Israeli sources allege that, in exchange for sourcing cannon fodder for the Russian army, Hezbollah has gained access to modern weaponry, including missiles, from Russia. This allegation is supported by reports of Russian plans to transfer to Hezbollah the Pantsir self-propelled air defense system, previously utilized by Wagner Group mercenaries in Syria and later acquired by the Syrian military after the Wagner Group's dissolution. Allegedly, Moscow and Assad agreed to transfer the system to Hezbollah amidst Israel's ongoing conflict with Hamas in Gaza.
Hezbollah is not directly involved in this war, but rockets and drones are occasionally launched towards Israel from Hezbollah-controlled territory in Lebanon. In response, the Israeli Air Force bombs Hezbollah positions from aircraft. If Hezbollah were to acquire the Pantsir system, Israeli Air Force sorties would become much more dangerous.
Notably, manned aircraft are one of the few types of forces absent from Hezbollah's military structure. The group fields tanks, missile forces, air defense forces, artillery, and even a maritime fleet — albeit one consisting of light boats. But there are no aircraft. Hezbollah compensates for their absence by actively using drones.
Hezbollah's drones
The first launch of a Hezbollah drone was recorded in 2004. A reconnaissance UAV, made in Iran in the 1980s and later extensively upgraded, crossed the Lebanon-Israel border, flew over northern Israel, and returned to Lebanese airspace twenty minutes later. At that time, Hassan Nasrallah claimed that their drones could reach any point in the Jewish state and that they were suitable not only for reconnaissance but also for targeting, as each of them had a compartment capable of carrying several dozen kilograms of explosives. In 2006, Hezbollah directed three explosive-laden drones towards targets in Israel, but they were all intercepted and destroyed by the Israeli Air Force.
After that failure, Hezbollah's UAV flights ceased for several years, during which, presumably, the group's technicians were busy enhancing their capabilities. In 2012, a reconnaissance drone managed to fly nearly 200 kilometers into Israeli airspace before being detected and shot down.
2012
Hezbollah does not possess any strike drones on the level of the American Reaper or the Turkish Bayraktar. Instead, its aerial fleet consists of reconnaissance UAVs and smaller kamikaze drones. For years, operators of these unmanned aircraft have been learning how to evade Israeli air defense and electronic warfare systems, mastering the intricacies of UAV usage on the battlefield.
The experience of Lebanese terrorists came in handy for their Russian partners in Ukraine. According to Ukrainian intelligence, Hezbollah's UAV operators are training Russian military personnel and local mercenaries who have signed contracts with the Russian Ministry of Defense. The training takes place at the Shayrat airbase near the Syrian city of Homs.
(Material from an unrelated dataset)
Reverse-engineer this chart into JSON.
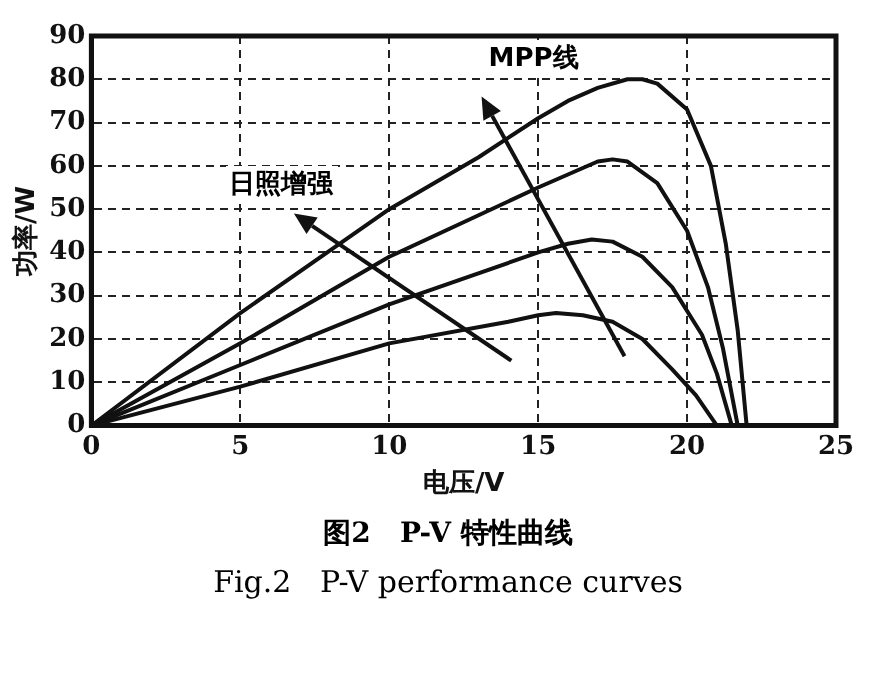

In addition, Iranian instructors are involved in teaching Russians and Syrians how to operate Shahed drones, which have been used to target civilian infrastructure in Ukrainian cities. Work with more modern UAVs like the Ababil 3 and Raad is also underway.
Furthermore, according to Israel's Channel 12, Hezbollah and Russia are preparing to collaborate as members of a committee currently being formed to counter Israeli intelligence operations aimed at recruiting agents in the border regions of Syria. According to reports, Syria and Iran will also participate in the committee.
On the ground in Syria, a portion of the Russian forces in country has been relocated closer to the Israeli border. While it is unlikely that they will be deployed in any sort of attack on the Jewish state, the move serves as a symbolic gesture of allegiance to their Syrian ally. And of course, the presence of Hezbollah fighters has become a familiar sight to the Russians stationed in those areas.